Which DCF drivers matter most?

Revenue growth
The Datacenter & Communications segment drove Q3 FY2026 growth; the key question is whether AI demand remains strong beyond current customer ramps.
Margin expansion
Gross margin and non-GAAP operating margin improved, but sustained GAAP margin depends on mix, yields, and restructuring costs.
Reinvestment rate
Capex, InP capacity, R&D, inventory, and customer-specific capacity agreements directly reduce near-term free cash flow.
Terminal risk
The long-term case depends on optical interconnect remaining a strategic bottleneck rather than becoming commoditized.

The key takeaway is that Coherent’s story has become more focused and more demanding.
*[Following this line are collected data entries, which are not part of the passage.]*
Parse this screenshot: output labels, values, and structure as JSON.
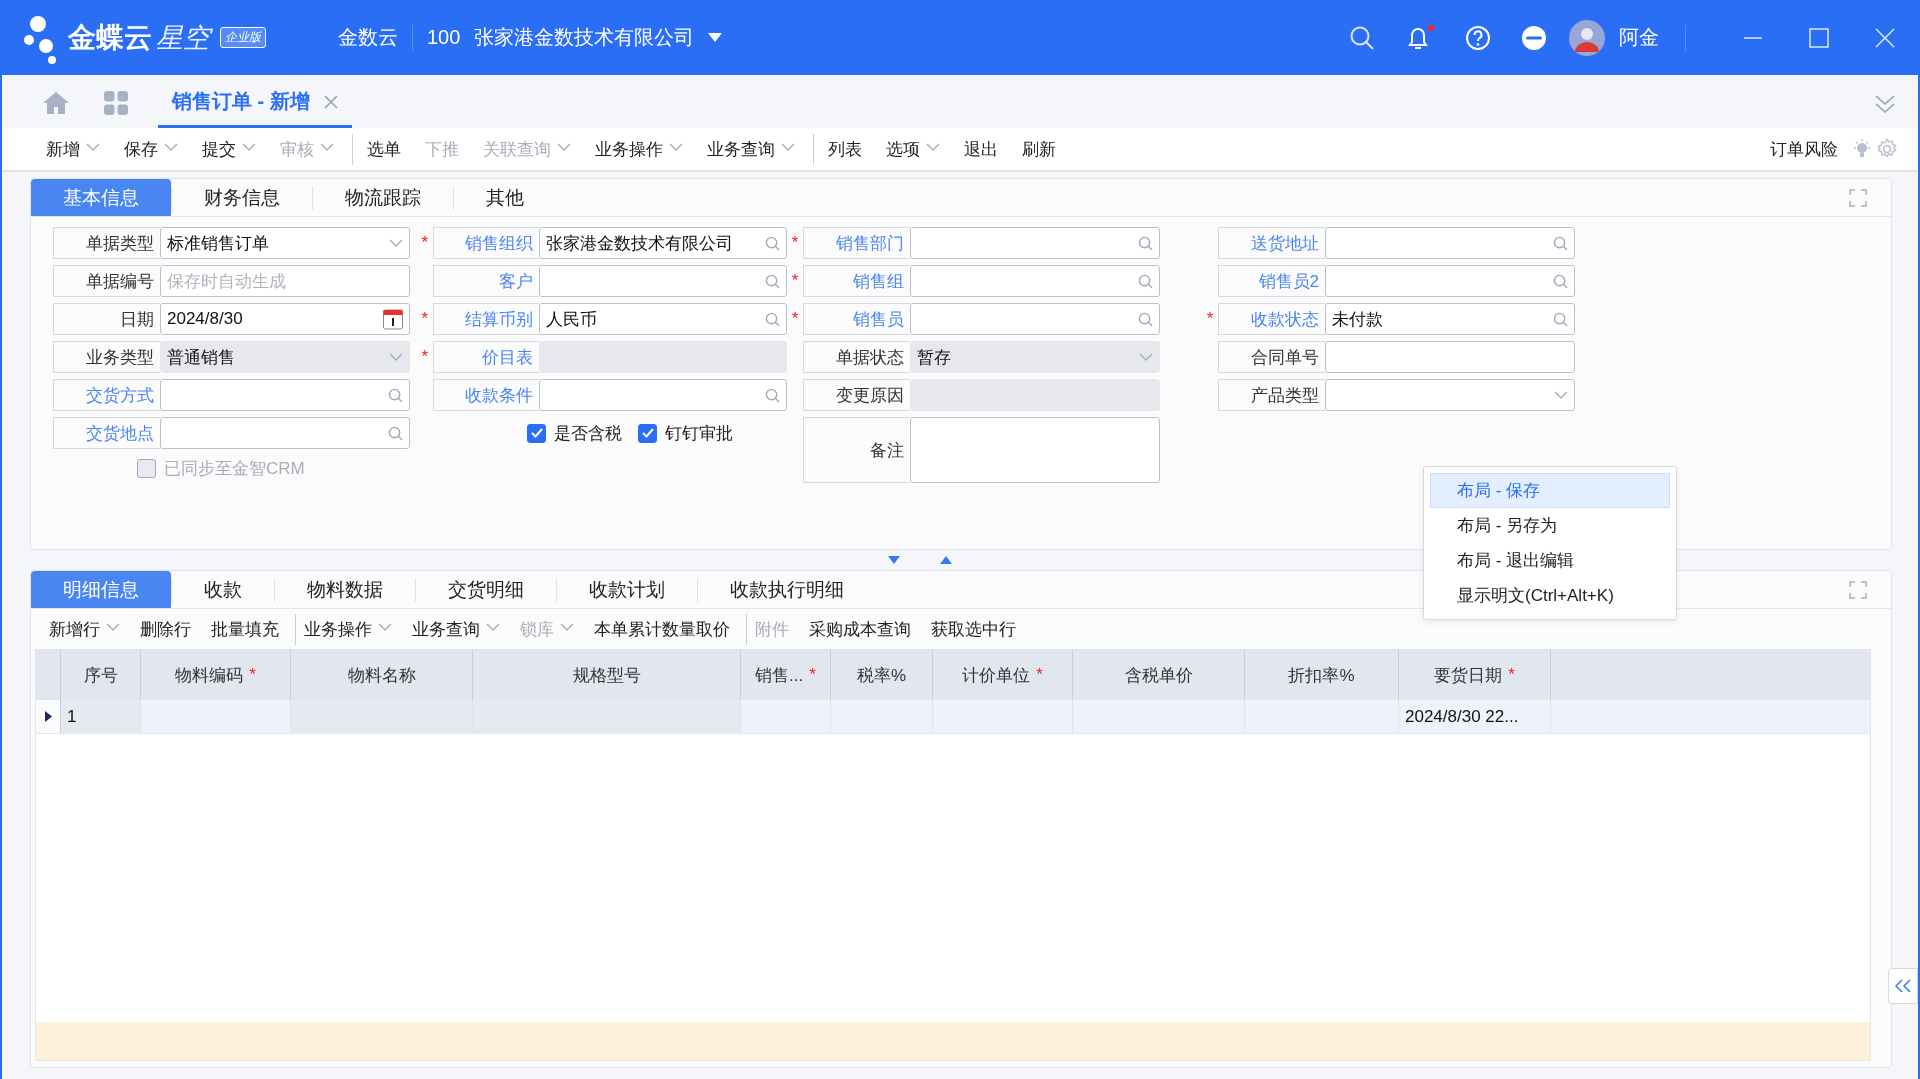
{
  "header": {
    "product": "金蝶云",
    "product_sub": "星空",
    "edition": "企业版",
    "tenant": "金数云",
    "org_code": "100",
    "org_name": "张家港金数技术有限公司",
    "notification_unread": true,
    "user": "阿金"
  },
  "doc_tabs": [
    {
      "label": "销售订单 - 新增",
      "selected": true
    }
  ],
  "toolbar": [
    {
      "label": "新增",
      "dropdown": true,
      "disabled": false,
      "divider_before": false
    },
    {
      "label": "保存",
      "dropdown": true,
      "disabled": false,
      "divider_before": false
    },
    {
      "label": "提交",
      "dropdown": true,
      "disabled": false,
      "divider_before": false
    },
    {
      "label": "审核",
      "dropdown": true,
      "disabled": true,
      "divider_before": false
    },
    {
      "label": "选单",
      "dropdown": false,
      "disabled": false,
      "divider_before": true
    },
    {
      "label": "下推",
      "dropdown": false,
      "disabled": true,
      "divider_before": false
    },
    {
      "label": "关联查询",
      "dropdown": true,
      "disabled": true,
      "divider_before": false
    },
    {
      "label": "业务操作",
      "dropdown": true,
      "disabled": false,
      "divider_before": false
    },
    {
      "label": "业务查询",
      "dropdown": true,
      "disabled": false,
      "divider_before": false
    },
    {
      "label": "列表",
      "dropdown": false,
      "disabled": false,
      "divider_before": true
    },
    {
      "label": "选项",
      "dropdown": true,
      "disabled": false,
      "divider_before": false
    },
    {
      "label": "退出",
      "dropdown": false,
      "disabled": false,
      "divider_before": false
    },
    {
      "label": "刷新",
      "dropdown": false,
      "disabled": false,
      "divider_before": false
    }
  ],
  "toolbar_right": {
    "label": "订单风险"
  },
  "form_tabs": [
    {
      "label": "基本信息",
      "selected": true
    },
    {
      "label": "财务信息",
      "selected": false
    },
    {
      "label": "物流跟踪",
      "selected": false
    },
    {
      "label": "其他",
      "selected": false
    }
  ],
  "form_columns": [
    [
      {
        "kind": "select",
        "label": "单据类型",
        "link": false,
        "disabled": false,
        "value": "标准销售订单"
      },
      {
        "kind": "text",
        "label": "单据编号",
        "link": false,
        "disabled": false,
        "placeholder": "保存时自动生成"
      },
      {
        "kind": "date",
        "label": "日期",
        "link": false,
        "disabled": false,
        "value": "2024/8/30"
      },
      {
        "kind": "select",
        "label": "业务类型",
        "link": false,
        "disabled": true,
        "value": "普通销售"
      },
      {
        "kind": "lookup",
        "label": "交货方式",
        "link": true,
        "disabled": false
      },
      {
        "kind": "lookup",
        "label": "交货地点",
        "link": true,
        "disabled": false
      },
      {
        "kind": "checkbox",
        "label": "已同步至金智CRM",
        "checked": false,
        "disabled": true
      }
    ],
    [
      {
        "kind": "lookup",
        "label": "销售组织",
        "marker": "*",
        "link": true,
        "disabled": false,
        "value": "张家港金数技术有限公司"
      },
      {
        "kind": "lookup",
        "label": "客户",
        "link": true,
        "disabled": false
      },
      {
        "kind": "lookup",
        "label": "结算币别",
        "marker": "*",
        "link": true,
        "disabled": false,
        "value": "人民币"
      },
      {
        "kind": "text",
        "label": "价目表",
        "marker": "*",
        "link": true,
        "disabled": true
      },
      {
        "kind": "lookup",
        "label": "收款条件",
        "link": true,
        "disabled": false
      },
      {
        "kind": "checkboxes",
        "items": [
          {
            "label": "是否含税",
            "checked": true
          },
          {
            "label": "钉钉审批",
            "checked": true
          }
        ]
      }
    ],
    [
      {
        "kind": "lookup",
        "label": "销售部门",
        "marker": "*",
        "link": true,
        "disabled": false
      },
      {
        "kind": "lookup",
        "label": "销售组",
        "marker": "*",
        "link": true,
        "disabled": false
      },
      {
        "kind": "lookup",
        "label": "销售员",
        "marker": "*",
        "link": true,
        "disabled": false
      },
      {
        "kind": "select",
        "label": "单据状态",
        "link": false,
        "disabled": true,
        "value": "暂存"
      },
      {
        "kind": "text",
        "label": "变更原因",
        "link": false,
        "disabled": true
      },
      {
        "kind": "memo",
        "label": "备注",
        "link": false,
        "disabled": false
      }
    ],
    [
      {
        "kind": "lookup",
        "label": "送货地址",
        "link": true,
        "disabled": false
      },
      {
        "kind": "lookup",
        "label": "销售员2",
        "link": true,
        "disabled": false
      },
      {
        "kind": "lookup",
        "label": "收款状态",
        "marker": "*",
        "link": true,
        "disabled": false,
        "value": "未付款"
      },
      {
        "kind": "text",
        "label": "合同单号",
        "link": false,
        "disabled": false
      },
      {
        "kind": "select",
        "label": "产品类型",
        "link": false,
        "disabled": false
      }
    ]
  ],
  "context_menu": [
    {
      "label": "布局 - 保存",
      "selected": true
    },
    {
      "label": "布局 - 另存为",
      "selected": false
    },
    {
      "label": "布局 - 退出编辑",
      "selected": false
    },
    {
      "label": "显示明文(Ctrl+Alt+K)",
      "selected": false
    }
  ],
  "detail_tabs": [
    {
      "label": "明细信息",
      "selected": true
    },
    {
      "label": "收款",
      "selected": false
    },
    {
      "label": "物料数据",
      "selected": false
    },
    {
      "label": "交货明细",
      "selected": false
    },
    {
      "label": "收款计划",
      "selected": false
    },
    {
      "label": "收款执行明细",
      "selected": false
    }
  ],
  "detail_toolbar": [
    {
      "label": "新增行",
      "dropdown": true,
      "disabled": false,
      "divider_before": false
    },
    {
      "label": "删除行",
      "dropdown": false,
      "disabled": false,
      "divider_before": false
    },
    {
      "label": "批量填充",
      "dropdown": false,
      "disabled": false,
      "divider_before": false
    },
    {
      "label": "业务操作",
      "dropdown": true,
      "disabled": false,
      "divider_before": true
    },
    {
      "label": "业务查询",
      "dropdown": true,
      "disabled": false,
      "divider_before": false
    },
    {
      "label": "锁库",
      "dropdown": true,
      "disabled": true,
      "divider_before": false
    },
    {
      "label": "本单累计数量取价",
      "dropdown": false,
      "disabled": false,
      "divider_before": false
    },
    {
      "label": "附件",
      "dropdown": false,
      "disabled": true,
      "divider_before": true
    },
    {
      "label": "采购成本查询",
      "dropdown": false,
      "disabled": false,
      "divider_before": false
    },
    {
      "label": "获取选中行",
      "dropdown": false,
      "disabled": false,
      "divider_before": false
    }
  ],
  "table": {
    "columns": [
      {
        "label": "序号",
        "locked": true
      },
      {
        "label": "物料编码",
        "marker": "*",
        "locked": false
      },
      {
        "label": "物料名称",
        "locked": true
      },
      {
        "label": "规格型号",
        "locked": true
      },
      {
        "label": "销售...",
        "marker": "*",
        "locked": false
      },
      {
        "label": "税率%",
        "locked": false
      },
      {
        "label": "计价单位",
        "marker": "*",
        "locked": false
      },
      {
        "label": "含税单价",
        "locked": false
      },
      {
        "label": "折扣率%",
        "locked": false
      },
      {
        "label": "要货日期",
        "marker": "*",
        "locked": false
      }
    ],
    "rows": [
      {
        "current": true,
        "cells": [
          "1",
          "",
          "",
          "",
          "",
          "",
          "",
          "",
          "",
          "2024/8/30 22..."
        ]
      }
    ]
  }
}
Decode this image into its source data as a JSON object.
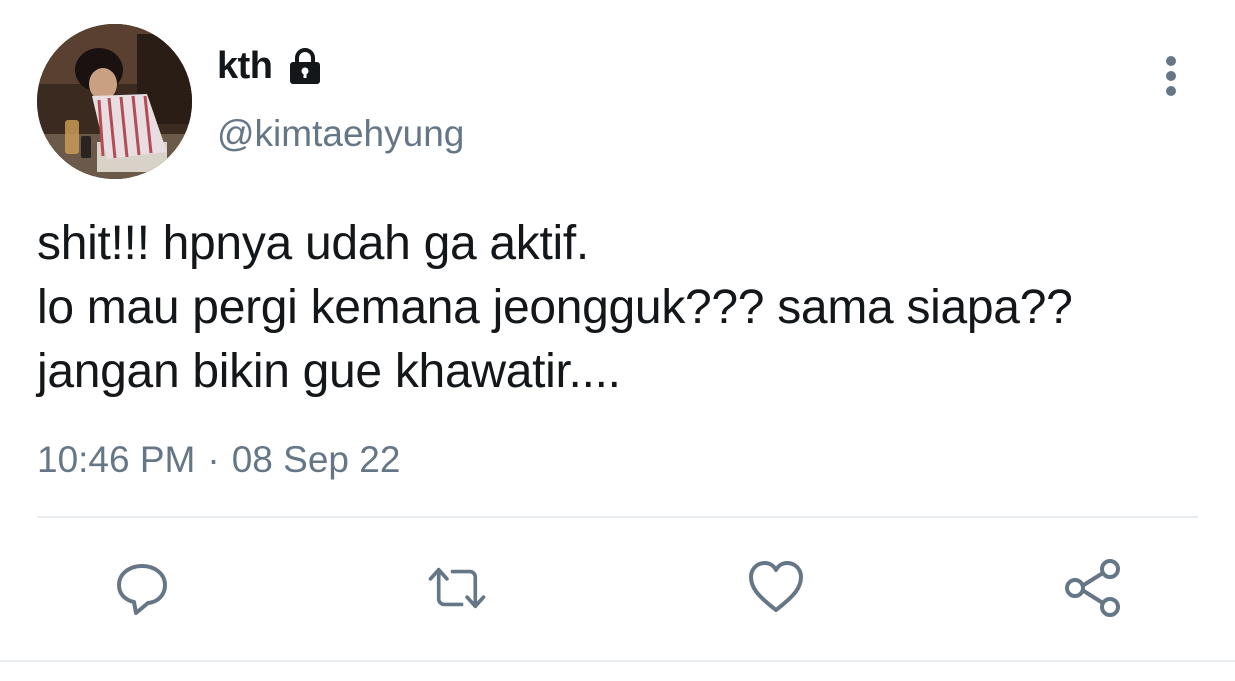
{
  "user": {
    "display_name": "kth",
    "handle": "@kimtaehyung",
    "protected_icon": "lock-icon",
    "avatar": "profile-photo"
  },
  "tweet": {
    "text": "shit!!! hpnya udah ga aktif.\nlo mau pergi kemana jeongguk??? sama siapa?? jangan bikin gue khawatir....",
    "time": "10:46 PM",
    "separator": "·",
    "date": "08 Sep 22"
  },
  "actions": [
    {
      "name": "reply",
      "icon": "speech-bubble-icon"
    },
    {
      "name": "retweet",
      "icon": "retweet-icon"
    },
    {
      "name": "like",
      "icon": "heart-icon"
    },
    {
      "name": "share",
      "icon": "share-icon"
    }
  ],
  "colors": {
    "text_primary": "#14171a",
    "text_secondary": "#657786",
    "icon": "#657786",
    "divider": "#e6ecf0"
  }
}
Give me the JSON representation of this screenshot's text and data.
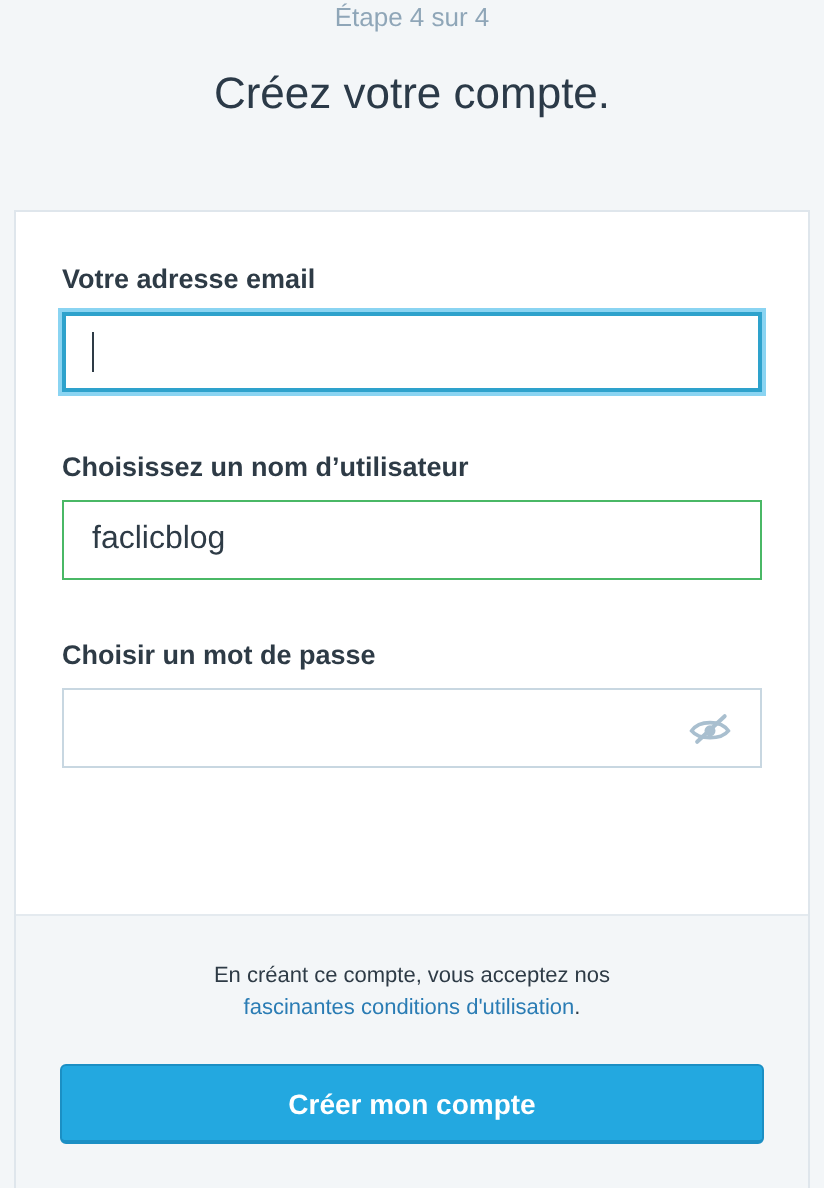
{
  "step": "Étape 4 sur 4",
  "title": "Créez votre compte.",
  "fields": [
    {
      "label": "Votre adresse email",
      "kind": "text",
      "focused": true,
      "valid": false
    },
    {
      "label": "Choisissez un nom d’utilisateur",
      "kind": "text",
      "focused": false,
      "valid": true,
      "value": "faclicblog"
    },
    {
      "label": "Choisir un mot de passe",
      "kind": "password",
      "focused": false,
      "valid": false
    }
  ],
  "terms": {
    "text": "En créant ce compte, vous acceptez nos",
    "link": "fascinantes conditions d'utilisation",
    "suffix": "."
  },
  "submit": "Créer mon compte"
}
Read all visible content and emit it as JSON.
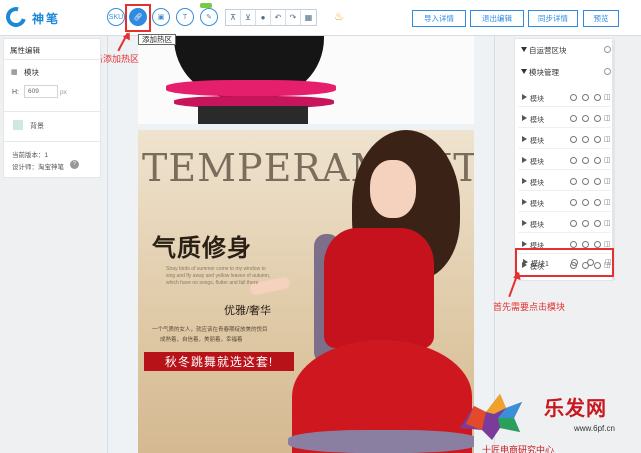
{
  "app": {
    "brand": "神笔"
  },
  "toolbar": {
    "sku_label": "SKU",
    "buttons": [
      "导入详情",
      "退出编辑",
      "同步详情",
      "预览"
    ]
  },
  "tooltip": {
    "text": "添加热区"
  },
  "annotations": {
    "click_hotspot": "在点击添加热区",
    "click_module": "首先需要点击模块"
  },
  "left_panel": {
    "title": "属性编辑",
    "module_label": "模块",
    "height_label": "H:",
    "height_value": "609",
    "height_unit": "px",
    "bg_label": "背景",
    "version": "当前版本：1",
    "designer": "设计师：淘宝神笔"
  },
  "right_panel": {
    "custom_section": "自运营区块",
    "module_section": "模块管理",
    "rows": [
      "模块",
      "模块",
      "模块",
      "模块",
      "模块",
      "模块",
      "模块",
      "模块",
      "模块"
    ],
    "selected_row": "模块1"
  },
  "canvas": {
    "big_word": "TEMPERAMENT",
    "headline": "气质修身",
    "sub_en": "Stray birds of summer come to my window to sing and fly away and yellow leaves of autumn, which have no songs, flutter and fall there",
    "elegant": "优雅/奢华",
    "tagline": "一个气质的女人，就应该在青春期绽放美的悦目",
    "tagline2": "成熟着，自信着，美丽着，幸福着",
    "banner": "秋冬跳舞就选这套!"
  },
  "watermark": {
    "brand": "乐发网",
    "url": "www.6pf.cn",
    "center": "十匠电商研究中心"
  },
  "colors": {
    "accent": "#2f8be0",
    "annotation": "#e53030",
    "banner": "#b81219"
  }
}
The company has a real position in the optical layer of AI infrastructure, reinforced by NVIDIA’s equity investment and purchase commitment, but the investment case still depends on execution: scaling capacity without destroying cash conversion, protecting margins while large customers negotiate hard, and turning a broad technology stack into durable free cash flow.

Final synthesis
For students, Coherent is a case study in vertical integration, customer power, and resource-based advantage. For investors, it is a capacity-ramp and free-cash-flow conversion story. The most important items to monitor are Datacenter & Communications revenue, gross margin, inventory, capex, debt reduction, customer concentration, and whether new optics products such as CPO/NPO, multi-rail transport, and higher-speed transceivers become material revenue rather than only technology roadmap items.